В день восемнадцатилетия.

Не ищи в жизни подвигов,

Они тебя сами найдут.

* * *

Ступенька стремительно приближалась к моей физиономии. Я слабо охнула и выставила руки перед собой (это единственное, что я могла сделать в данной ситуации), локти вывернулись в разные стороны, глаза сошлись у переносицы, а нос коснулся ступеньки лестницы, но без особого для меня ущерба. Я невнятно произнесла что-то в высшей степени неприличное и попробовала приподняться, уцепившись рукой за перила.

Подъем я осуществляла поэтапно и для начала села, вцепившись все в те же перила. Закрыв один глаз и прищурив другой, я смогла различить стену напротив с надписью на ней «Оля дура», а чуть ниже «Витя козел» и с тоской вздохнула: выходит, я еще в районе первого этажа. До квартиры оставалось два пролета. В моем теперешнем состоянии путь практически непреодолимый, однако ночевать на лестнице я тоже не могу. Надо собраться с силами и подняться.

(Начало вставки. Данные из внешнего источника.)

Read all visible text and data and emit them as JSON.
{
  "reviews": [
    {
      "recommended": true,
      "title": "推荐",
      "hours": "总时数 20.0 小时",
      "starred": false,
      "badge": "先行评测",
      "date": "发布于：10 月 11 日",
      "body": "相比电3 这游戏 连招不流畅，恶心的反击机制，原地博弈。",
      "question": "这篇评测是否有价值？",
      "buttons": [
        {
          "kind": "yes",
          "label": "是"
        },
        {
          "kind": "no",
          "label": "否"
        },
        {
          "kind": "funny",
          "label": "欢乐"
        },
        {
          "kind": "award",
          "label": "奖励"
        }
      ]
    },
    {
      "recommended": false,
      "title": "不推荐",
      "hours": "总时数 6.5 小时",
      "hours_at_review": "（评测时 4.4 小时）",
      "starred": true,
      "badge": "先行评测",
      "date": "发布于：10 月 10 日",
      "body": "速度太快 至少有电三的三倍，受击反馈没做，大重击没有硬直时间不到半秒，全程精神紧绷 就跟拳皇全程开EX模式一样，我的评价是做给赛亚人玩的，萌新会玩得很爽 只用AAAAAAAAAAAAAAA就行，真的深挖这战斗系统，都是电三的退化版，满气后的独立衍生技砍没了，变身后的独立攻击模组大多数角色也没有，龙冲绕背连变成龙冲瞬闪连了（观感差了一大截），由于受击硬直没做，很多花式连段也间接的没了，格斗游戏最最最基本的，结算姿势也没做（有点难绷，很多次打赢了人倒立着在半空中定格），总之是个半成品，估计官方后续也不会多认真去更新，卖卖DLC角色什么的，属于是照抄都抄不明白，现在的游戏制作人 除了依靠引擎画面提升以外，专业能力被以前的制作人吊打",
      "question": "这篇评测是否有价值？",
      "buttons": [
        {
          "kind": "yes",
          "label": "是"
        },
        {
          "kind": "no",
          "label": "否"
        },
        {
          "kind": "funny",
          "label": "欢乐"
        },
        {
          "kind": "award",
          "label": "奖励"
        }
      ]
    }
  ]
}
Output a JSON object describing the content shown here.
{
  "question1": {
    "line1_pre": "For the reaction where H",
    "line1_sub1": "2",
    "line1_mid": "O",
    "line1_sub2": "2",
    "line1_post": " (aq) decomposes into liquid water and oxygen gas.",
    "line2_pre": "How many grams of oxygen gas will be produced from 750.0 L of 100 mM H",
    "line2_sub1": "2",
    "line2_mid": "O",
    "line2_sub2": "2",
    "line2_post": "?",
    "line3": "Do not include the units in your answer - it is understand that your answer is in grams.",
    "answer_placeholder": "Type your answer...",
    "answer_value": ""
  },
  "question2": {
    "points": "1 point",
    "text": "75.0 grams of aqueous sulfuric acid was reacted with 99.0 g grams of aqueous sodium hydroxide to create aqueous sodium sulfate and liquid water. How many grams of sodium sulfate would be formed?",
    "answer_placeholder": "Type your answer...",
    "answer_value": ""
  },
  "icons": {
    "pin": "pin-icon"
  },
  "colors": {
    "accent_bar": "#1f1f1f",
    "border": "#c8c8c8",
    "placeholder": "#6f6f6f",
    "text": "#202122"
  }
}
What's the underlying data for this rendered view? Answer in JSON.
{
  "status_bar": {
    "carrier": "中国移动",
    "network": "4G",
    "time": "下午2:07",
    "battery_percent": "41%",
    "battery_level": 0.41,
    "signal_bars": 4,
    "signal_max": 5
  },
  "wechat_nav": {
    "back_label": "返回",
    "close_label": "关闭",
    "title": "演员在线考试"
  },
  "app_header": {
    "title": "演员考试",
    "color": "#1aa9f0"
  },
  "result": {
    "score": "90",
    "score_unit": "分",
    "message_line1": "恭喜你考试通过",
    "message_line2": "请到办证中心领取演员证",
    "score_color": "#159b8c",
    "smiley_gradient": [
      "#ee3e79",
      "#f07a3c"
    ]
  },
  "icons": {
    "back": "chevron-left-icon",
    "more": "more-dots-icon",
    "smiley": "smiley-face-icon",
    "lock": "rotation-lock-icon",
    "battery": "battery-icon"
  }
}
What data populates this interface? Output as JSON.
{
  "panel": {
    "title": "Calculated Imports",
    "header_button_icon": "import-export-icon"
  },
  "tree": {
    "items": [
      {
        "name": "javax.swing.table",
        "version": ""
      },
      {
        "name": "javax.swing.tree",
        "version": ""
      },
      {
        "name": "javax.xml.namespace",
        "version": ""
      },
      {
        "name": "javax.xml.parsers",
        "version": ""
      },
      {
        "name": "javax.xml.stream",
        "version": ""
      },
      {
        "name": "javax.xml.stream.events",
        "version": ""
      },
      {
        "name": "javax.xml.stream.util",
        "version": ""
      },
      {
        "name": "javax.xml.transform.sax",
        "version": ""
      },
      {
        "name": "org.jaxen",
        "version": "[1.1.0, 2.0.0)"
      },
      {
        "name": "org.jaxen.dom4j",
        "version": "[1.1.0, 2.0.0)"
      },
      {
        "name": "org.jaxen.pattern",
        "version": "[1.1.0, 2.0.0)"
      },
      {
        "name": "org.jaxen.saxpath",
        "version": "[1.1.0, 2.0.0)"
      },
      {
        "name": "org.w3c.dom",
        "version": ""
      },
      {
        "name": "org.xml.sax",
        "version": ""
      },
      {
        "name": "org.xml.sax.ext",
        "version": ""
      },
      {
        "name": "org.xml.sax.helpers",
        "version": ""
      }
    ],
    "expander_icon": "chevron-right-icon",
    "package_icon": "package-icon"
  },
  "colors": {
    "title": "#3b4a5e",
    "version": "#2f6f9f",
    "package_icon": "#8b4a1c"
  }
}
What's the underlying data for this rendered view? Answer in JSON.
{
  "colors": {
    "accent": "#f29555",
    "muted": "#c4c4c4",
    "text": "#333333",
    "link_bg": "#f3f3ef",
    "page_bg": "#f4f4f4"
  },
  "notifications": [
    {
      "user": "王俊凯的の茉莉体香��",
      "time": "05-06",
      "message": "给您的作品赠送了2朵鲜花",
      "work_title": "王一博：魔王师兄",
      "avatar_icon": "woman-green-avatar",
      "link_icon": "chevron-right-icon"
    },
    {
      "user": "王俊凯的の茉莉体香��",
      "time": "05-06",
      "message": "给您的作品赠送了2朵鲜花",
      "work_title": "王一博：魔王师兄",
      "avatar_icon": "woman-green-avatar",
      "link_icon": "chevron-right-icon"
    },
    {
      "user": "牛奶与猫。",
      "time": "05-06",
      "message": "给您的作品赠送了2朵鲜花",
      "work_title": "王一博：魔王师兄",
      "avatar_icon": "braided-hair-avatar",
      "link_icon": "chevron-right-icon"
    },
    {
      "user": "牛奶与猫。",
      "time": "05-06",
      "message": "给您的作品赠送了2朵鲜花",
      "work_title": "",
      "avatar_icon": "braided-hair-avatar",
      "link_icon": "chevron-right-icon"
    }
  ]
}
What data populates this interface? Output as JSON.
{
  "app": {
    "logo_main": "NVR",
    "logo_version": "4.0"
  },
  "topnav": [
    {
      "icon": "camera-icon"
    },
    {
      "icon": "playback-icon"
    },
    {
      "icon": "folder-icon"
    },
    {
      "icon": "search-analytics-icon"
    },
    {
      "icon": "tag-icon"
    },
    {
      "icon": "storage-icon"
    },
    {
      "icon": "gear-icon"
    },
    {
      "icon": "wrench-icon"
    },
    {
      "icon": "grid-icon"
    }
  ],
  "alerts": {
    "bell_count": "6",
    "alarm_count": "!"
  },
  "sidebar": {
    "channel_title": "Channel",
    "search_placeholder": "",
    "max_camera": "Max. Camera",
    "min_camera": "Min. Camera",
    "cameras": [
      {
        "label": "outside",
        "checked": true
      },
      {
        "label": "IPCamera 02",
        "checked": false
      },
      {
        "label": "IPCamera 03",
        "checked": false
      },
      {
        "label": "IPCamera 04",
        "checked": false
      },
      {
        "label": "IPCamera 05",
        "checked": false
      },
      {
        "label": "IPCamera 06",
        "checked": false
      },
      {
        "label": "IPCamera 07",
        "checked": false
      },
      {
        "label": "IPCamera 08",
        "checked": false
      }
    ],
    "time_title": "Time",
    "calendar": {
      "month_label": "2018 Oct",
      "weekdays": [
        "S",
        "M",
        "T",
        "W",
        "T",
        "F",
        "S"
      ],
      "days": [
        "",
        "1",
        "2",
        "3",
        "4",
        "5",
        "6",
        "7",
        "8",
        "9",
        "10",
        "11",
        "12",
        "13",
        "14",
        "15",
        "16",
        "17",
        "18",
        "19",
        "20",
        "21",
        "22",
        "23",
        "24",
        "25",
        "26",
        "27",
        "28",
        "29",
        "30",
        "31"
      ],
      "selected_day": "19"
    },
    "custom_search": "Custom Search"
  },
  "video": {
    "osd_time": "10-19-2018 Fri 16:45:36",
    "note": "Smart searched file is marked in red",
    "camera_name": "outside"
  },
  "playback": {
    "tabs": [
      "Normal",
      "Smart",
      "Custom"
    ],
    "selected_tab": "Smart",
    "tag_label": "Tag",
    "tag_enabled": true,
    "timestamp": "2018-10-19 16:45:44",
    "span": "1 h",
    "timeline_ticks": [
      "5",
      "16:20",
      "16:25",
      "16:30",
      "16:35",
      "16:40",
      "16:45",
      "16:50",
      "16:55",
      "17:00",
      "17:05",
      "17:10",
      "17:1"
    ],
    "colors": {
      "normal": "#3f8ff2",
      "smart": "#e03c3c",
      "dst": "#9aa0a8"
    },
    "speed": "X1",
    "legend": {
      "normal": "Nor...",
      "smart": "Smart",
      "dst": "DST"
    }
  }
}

Слабо постанывая и держась за перила, я поднялась, но тут же поняла, что это была плохая идея. Мое туловище, независимо от меня, начало вращаться, я выдала еще что-то неприличное и поспешно приземлилась на четвереньки. Туловищу сразу стало легче, и голове тоже. Выбирать не приходилось, и я начала подъем, медленно переставляя руки и ноги и приговаривая:

— Ничего, глаза страшатся, руки делают… дойдем, должны дойти… — Таким образом я достигла лестничной клетки и ненадолго прилегла. Мысли начали путаться, клонило в сон, я сказала себе:

— Позади Москва, отступать некуда. — Так обычно приговаривал папуля, открывая третью бутылку. Я подумала, что папуля прав: пьянство — это вам не фунт изюма, пьянство — это судьба, если хотите — крест, и его надо как-то нести, то есть доволочь хотя бы до своей квартиры.

Я вновь начала подъем, счастливо улыбаясь, потому что отсюда уже была видна дверь моей квартиры. Но тут над головой что-то хлопнуло, а буквально через секунду в нос мне уперлось что-то влажное и теплое. Я скосила глаза и увидела перед собой лохматую морду, слабо охнула, кто-то жалобно заскулил над самым моим ухом, и я сообразила, что передо мной соседский пес Келли. Я очень смутилась, потому что где Келли, там и его хозяин, Сашка Осипов, а являться его очам в том виде, в котором я пребывала в настоящий момент, мне очень не хотелось.

Слезы навернулись на глаза, когда я услышала Сашкин голос:

— Василиса, ты чего здесь? Потеряла что-нибудь?

— Ага, — жалобно кивнула я и мысленно прошипела: «Немедленно, слышишь, немедленно поднимись с четверенек…» Но не тут-то было, я это поняла сразу, а Сашка чуть позднее. Он наклонился ко мне, присвистнул и заявил:

— Ничего себе… Ты где ж так нализалась?

— Юбилей, — пробормотала я, — двадцать пять лет…

— Тебе? — удивился он.

— Не-а, — отчаянно замотала я головой, потому что считала себя значительно моложе. — Подруге…

— Вот оно что… Чего ж не проводил никто?

— Проводил, — с третьей попытки произнесла я. — Он у подъезда лежит. Не наступи, когда будешь выходить.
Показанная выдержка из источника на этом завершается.